Limitations & Future Work

  • Validation is currently limited to nuScenes (32-beam LiDAR); generalizability to higher-resolution LiDAR (e.g., 128-beam) remains unexplored.
  • Scene graphs are generated by an LLM, which may introduce parsing errors in complex scenes.
  • Autoregressive generation incurs slight cumulative error; CTC at short intervals (1 frame) is inferior to OpenDWM-DiT.
  • The effects of adverse weather conditions (rain, snow, fog) on LiDAR point clouds are not considered.
  • vs. LiDARGen/R2DM: These methods perform only single-frame unconditional generation, whereas LiDARCrafter supports conditioned 4D sequence generation.
  • vs. UniScene/OpenDWM: Voxel/BEV-based methods exhibit poor LiDAR fidelity and low foreground quality (UniScene FPD 976 vs. LiDARCrafter 8.64).

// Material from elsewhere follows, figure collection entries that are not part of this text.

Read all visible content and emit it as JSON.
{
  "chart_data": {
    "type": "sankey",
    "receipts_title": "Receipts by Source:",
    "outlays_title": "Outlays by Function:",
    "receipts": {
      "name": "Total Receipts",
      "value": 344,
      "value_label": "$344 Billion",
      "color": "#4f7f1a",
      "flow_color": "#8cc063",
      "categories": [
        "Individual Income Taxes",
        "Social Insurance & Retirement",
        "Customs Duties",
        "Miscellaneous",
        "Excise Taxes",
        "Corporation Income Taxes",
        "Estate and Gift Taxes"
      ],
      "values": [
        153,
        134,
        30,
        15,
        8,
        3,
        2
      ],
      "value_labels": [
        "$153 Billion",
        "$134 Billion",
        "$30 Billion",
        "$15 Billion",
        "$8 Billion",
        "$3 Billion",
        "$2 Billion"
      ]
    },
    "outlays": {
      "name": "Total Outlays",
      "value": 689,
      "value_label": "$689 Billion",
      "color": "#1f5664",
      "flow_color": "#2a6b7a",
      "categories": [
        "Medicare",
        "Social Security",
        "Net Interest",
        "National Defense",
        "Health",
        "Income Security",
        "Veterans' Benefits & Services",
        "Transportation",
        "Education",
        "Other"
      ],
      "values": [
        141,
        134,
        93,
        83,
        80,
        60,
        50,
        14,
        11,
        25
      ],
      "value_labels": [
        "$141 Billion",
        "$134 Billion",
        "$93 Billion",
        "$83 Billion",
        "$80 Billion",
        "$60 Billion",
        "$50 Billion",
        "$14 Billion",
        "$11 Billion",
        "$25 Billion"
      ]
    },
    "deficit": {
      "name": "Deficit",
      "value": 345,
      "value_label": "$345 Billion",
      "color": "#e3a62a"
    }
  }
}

  • vs. Video World Models (GAIA-1, etc.): Video pixel textures vary substantially across frames, while LiDAR sequences are predominantly static — LiDARCrafter's warp strategy explicitly exploits this distinction.

Rating

  • Novelty: ⭐⭐⭐⭐ First LiDAR 4D world model with a complete Text2Layout→Layout2Scene→Scene2Seq pipeline design.

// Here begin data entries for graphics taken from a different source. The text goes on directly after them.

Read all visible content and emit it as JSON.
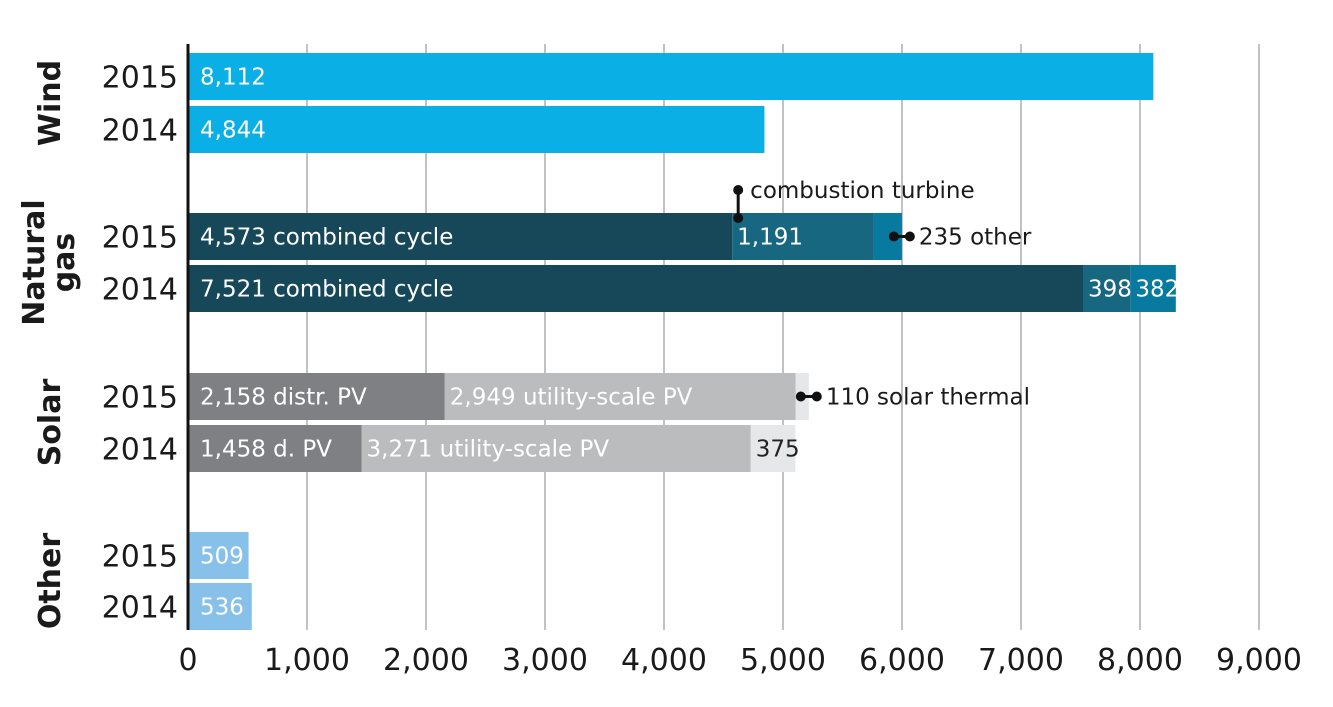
{
  "chart_data": {
    "type": "bar",
    "orientation": "horizontal",
    "stacked": true,
    "xlim": [
      0,
      9000
    ],
    "xticks": [
      "0",
      "1,000",
      "2,000",
      "3,000",
      "4,000",
      "5,000",
      "6,000",
      "7,000",
      "8,000",
      "9,000"
    ],
    "grid": true,
    "colors": {
      "wind": "#0aafe6",
      "gas_combined": "#17485a",
      "gas_turbine": "#186780",
      "gas_other": "#08799f",
      "solar_distr": "#7e8083",
      "solar_utility": "#bbbcbe",
      "solar_thermal": "#e6e7e9",
      "other": "#87c1ea"
    },
    "groups": [
      {
        "name": "Wind",
        "rows": [
          {
            "year": "2015",
            "segments": [
              {
                "value": 8112,
                "label": "8,112",
                "color_key": "wind"
              }
            ]
          },
          {
            "year": "2014",
            "segments": [
              {
                "value": 4844,
                "label": "4,844",
                "color_key": "wind"
              }
            ]
          }
        ]
      },
      {
        "name": "Natural\ngas",
        "rows": [
          {
            "year": "2015",
            "segments": [
              {
                "value": 4573,
                "label": "4,573 combined cycle",
                "color_key": "gas_combined"
              },
              {
                "value": 1191,
                "label": "1,191",
                "color_key": "gas_turbine"
              },
              {
                "value": 235,
                "label": "",
                "color_key": "gas_other"
              }
            ]
          },
          {
            "year": "2014",
            "segments": [
              {
                "value": 7521,
                "label": "7,521 combined cycle",
                "color_key": "gas_combined"
              },
              {
                "value": 398,
                "label": "398",
                "color_key": "gas_turbine"
              },
              {
                "value": 382,
                "label": "382",
                "color_key": "gas_other"
              }
            ]
          }
        ]
      },
      {
        "name": "Solar",
        "rows": [
          {
            "year": "2015",
            "segments": [
              {
                "value": 2158,
                "label": "2,158 distr. PV",
                "color_key": "solar_distr"
              },
              {
                "value": 2949,
                "label": "2,949 utility-scale PV",
                "color_key": "solar_utility"
              },
              {
                "value": 110,
                "label": "",
                "color_key": "solar_thermal"
              }
            ]
          },
          {
            "year": "2014",
            "segments": [
              {
                "value": 1458,
                "label": "1,458 d. PV",
                "color_key": "solar_distr"
              },
              {
                "value": 3271,
                "label": "3,271 utility-scale PV",
                "color_key": "solar_utility"
              },
              {
                "value": 375,
                "label": "375",
                "color_key": "solar_thermal"
              }
            ]
          }
        ]
      },
      {
        "name": "Other",
        "rows": [
          {
            "year": "2015",
            "segments": [
              {
                "value": 509,
                "label": "509",
                "color_key": "other"
              }
            ]
          },
          {
            "year": "2014",
            "segments": [
              {
                "value": 536,
                "label": "536",
                "color_key": "other"
              }
            ]
          }
        ]
      }
    ],
    "annotations": [
      {
        "text": "combustion turbine",
        "group": 1,
        "row": 0,
        "segment": 1
      },
      {
        "text": "235 other",
        "group": 1,
        "row": 0,
        "segment": 2
      },
      {
        "text": "110 solar thermal",
        "group": 2,
        "row": 0,
        "segment": 2
      }
    ]
  }
}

  • Experimental Thoroughness: ⭐⭐⭐⭐⭐ Multi-dimensional evaluation (scene/object/temporal), detailed ablations, and corner-case generation demonstrations.
  • Writing Quality: ⭐⭐⭐⭐ Highly systematic, with clear method descriptions and well-coordinated equations and figures.
  • Value: ⭐⭐⭐⭐ Directly applicable to autonomous driving data augmentation and simulation; the EvalSuite is reusable by the community.